Mutlu Tuncer/ Özel haber

 

İŞTE İFTİRANIN BELGESİ

 

Mesut Sancak ve saz arkadaşları üç gazeteciden şikayetçi oldular…  Bozacılar, İzmir’in tanınmış böyüüük işadamları, doktorları…  Hepsi böyük ama, hepsinin kaçak yerleri defalarca gazetelere haber olmuş…  Hepsi kendilerini imtiyazlı saydıklarından yetkili makamların kaçak yapılarına bastıkları mühürleri kırıp kırıp çalışmalarına devam ediyorlar…

Bu arkadaşlar bir olmuşlar, Mutlu Tuncer, Nivent Kurtuluş ve Ahmet Doğan isimli gazetecilerin ortak hareketle, kendilerine şantaj yaptıklarını iddia ediyorlar. Ayrancının şahidi bozacılar, Gazi Hastanesi’nin sahiplerinden Selim Amato, Salih Mertan, Hastane’nin eski Müdürü Adviye Onay Hatun,  HAS ajansın hastanelerden geçimini temin eden sahibi Harun Aygün…

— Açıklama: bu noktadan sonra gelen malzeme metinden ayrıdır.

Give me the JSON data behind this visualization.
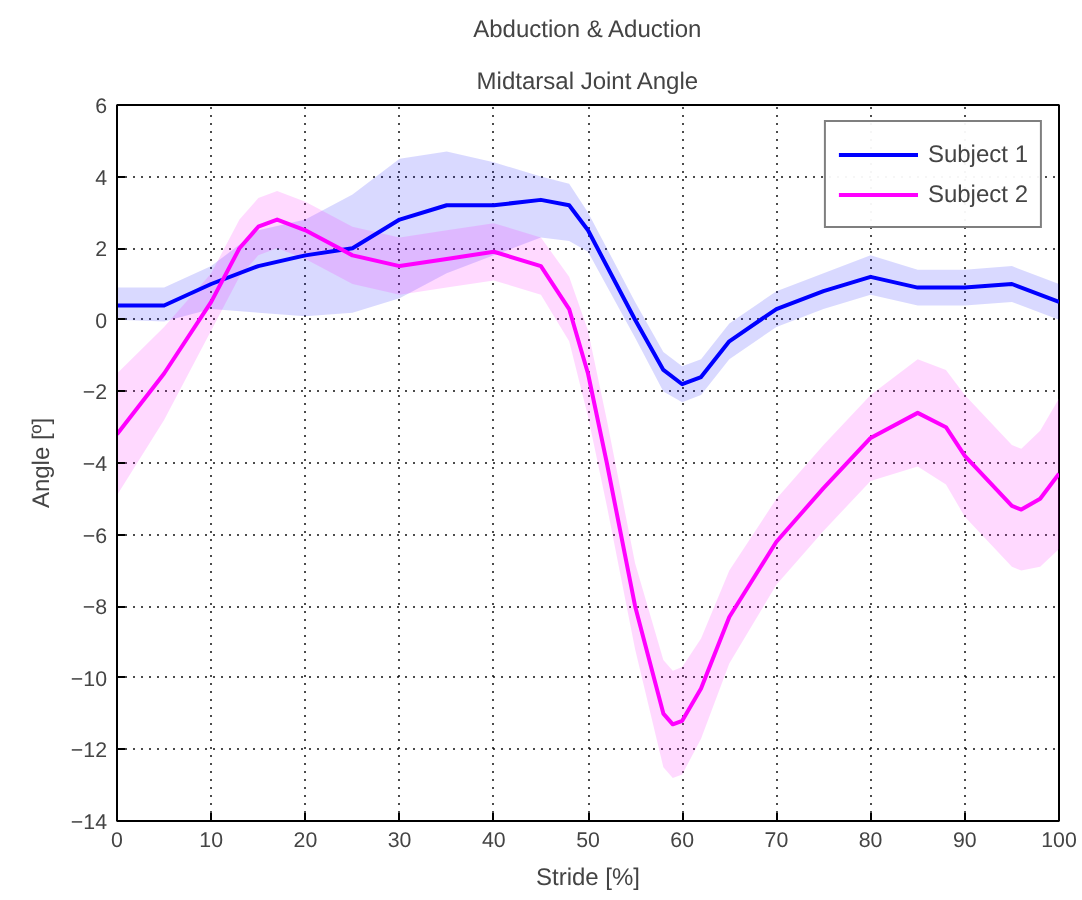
{
  "chart_data": {
    "type": "line",
    "title": "Abduction & Aduction",
    "subtitle": "Midtarsal Joint Angle",
    "xlabel": "Stride [%]",
    "ylabel": "Angle [º]",
    "xlim": [
      0,
      100
    ],
    "xticks": [
      0,
      10,
      20,
      30,
      40,
      50,
      60,
      70,
      80,
      90,
      100
    ],
    "ylim": [
      -14,
      6
    ],
    "yticks": [
      -14,
      -12,
      -10,
      -8,
      -6,
      -4,
      -2,
      0,
      2,
      4,
      6
    ],
    "grid": true,
    "legend": "top right",
    "line_style": "solid",
    "marker": "none",
    "series": [
      {
        "name": "Subject 1",
        "color": "#0000ff",
        "x": [
          0,
          5,
          10,
          15,
          20,
          25,
          30,
          35,
          40,
          45,
          48,
          50,
          55,
          58,
          60,
          62,
          65,
          70,
          75,
          80,
          85,
          90,
          95,
          100
        ],
        "values": [
          0.4,
          0.4,
          1.0,
          1.5,
          1.8,
          2.0,
          2.8,
          3.2,
          3.2,
          3.35,
          3.2,
          2.5,
          0.0,
          -1.4,
          -1.8,
          -1.6,
          -0.6,
          0.3,
          0.8,
          1.2,
          0.9,
          0.9,
          1.0,
          0.5
        ],
        "upper": [
          0.9,
          0.9,
          1.5,
          2.5,
          2.8,
          3.5,
          4.5,
          4.7,
          4.4,
          4.0,
          3.8,
          3.0,
          0.5,
          -0.9,
          -1.3,
          -1.1,
          -0.1,
          0.8,
          1.3,
          1.8,
          1.4,
          1.4,
          1.5,
          1.0
        ],
        "lower": [
          0.0,
          -0.05,
          0.3,
          0.2,
          0.1,
          0.2,
          0.6,
          1.3,
          1.8,
          2.3,
          2.2,
          1.9,
          -0.5,
          -2.0,
          -2.3,
          -2.1,
          -1.1,
          -0.2,
          0.3,
          0.7,
          0.4,
          0.4,
          0.5,
          0.0
        ]
      },
      {
        "name": "Subject 2",
        "color": "#ff00ff",
        "x": [
          0,
          5,
          10,
          13,
          15,
          17,
          20,
          25,
          30,
          35,
          40,
          45,
          48,
          50,
          52,
          55,
          58,
          59,
          60,
          62,
          65,
          70,
          75,
          80,
          85,
          88,
          90,
          95,
          96,
          98,
          100
        ],
        "values": [
          -3.2,
          -1.5,
          0.5,
          2.0,
          2.6,
          2.8,
          2.5,
          1.8,
          1.5,
          1.7,
          1.9,
          1.5,
          0.3,
          -1.5,
          -4.0,
          -8.0,
          -11.0,
          -11.3,
          -11.2,
          -10.3,
          -8.3,
          -6.2,
          -4.7,
          -3.3,
          -2.6,
          -3.0,
          -3.8,
          -5.2,
          -5.3,
          -5.0,
          -4.3
        ],
        "upper": [
          -1.5,
          -0.2,
          1.3,
          2.8,
          3.4,
          3.6,
          3.3,
          2.6,
          2.3,
          2.5,
          2.7,
          2.3,
          1.2,
          -0.3,
          -2.8,
          -6.8,
          -9.5,
          -9.8,
          -9.7,
          -8.9,
          -7.0,
          -5.0,
          -3.5,
          -2.1,
          -1.1,
          -1.4,
          -2.1,
          -3.5,
          -3.6,
          -3.1,
          -2.2
        ],
        "lower": [
          -4.9,
          -2.8,
          -0.3,
          1.2,
          1.8,
          2.0,
          1.7,
          1.0,
          0.7,
          0.9,
          1.1,
          0.7,
          -0.6,
          -2.7,
          -5.2,
          -9.2,
          -12.5,
          -12.8,
          -12.7,
          -11.7,
          -9.6,
          -7.4,
          -5.9,
          -4.5,
          -4.1,
          -4.6,
          -5.5,
          -6.9,
          -7.0,
          -6.9,
          -6.4
        ]
      }
    ]
  }
}
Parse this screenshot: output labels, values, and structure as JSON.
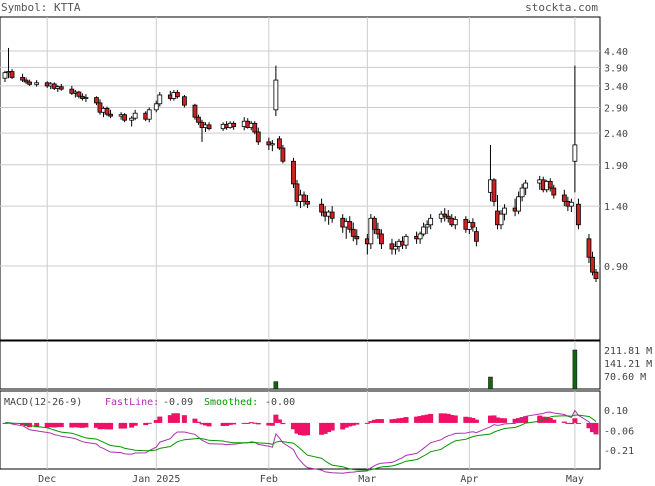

Hep üzerine basarak yazıyorum ve yazmaya devam edeceğim…  Bu isimlerin hiç birisi ile bir kez bile telefonda, karşı karşıya görüşmedim, aynı ortamda hiç olmadım. Olmam da mümkün değil… Yalancılar, iftiracılar ilgi alanımın dışında olduğundan kelli, bunlarla hiç işim olmadı.  Beni ilişkilendirdikleri Ahmet Doğan’ı ilk kez ifadeye gittiğimde gördüm… Nivent Kurtuluş ile iki yıllık arkadaşım ve aynı dernekte yolsuzlukların üzerine gidiyoruz! Devlete milyonlarca para kazandırdık!

Şimdi Mesut Sancak haberlerle sıkıştırıldığını kendisinden para istendiğini iddia ediyor. Şahitleri de aha bunlar!

Ama yalancıların ayakları hep dolaşır ya…

Yazdığımız haberlerin yalanı bırakın, yanlış olduğunu kanıtlayan bir tane belge ortaya koyamıyorlar… Koyamazlar çünkü hepsi doğru…
Aynı Mesut Sancak geçtiğimiz günlerde haberlerini yazan gazetelere bir açıklama gönderdi.
Bu açıklamada ne iddia ediyorlar biliyor musunuz?

“TEK TARAFLI HABER YAPTILAR, BİZİ BİR KERE BİLE ARAMADILAR” DİYORLAR…

PEKİ SİZİ BİR KERE BİLE ARAMADIK İSE; NASIL ŞANTAJ YAPTIK?

HANGİSİ DOĞRU?

Biz telepati ile konuşmayı vallahi billahi bilmiyoruz… Hem hiç aramayacağız, hem de şantaj yapacağız, böyle üstün kabiliyetlerimiz yok. Selim Amato ve çapkın ortağı, Salih Mertan tıp adamı. Bu konuda bilirkişi olabilirler…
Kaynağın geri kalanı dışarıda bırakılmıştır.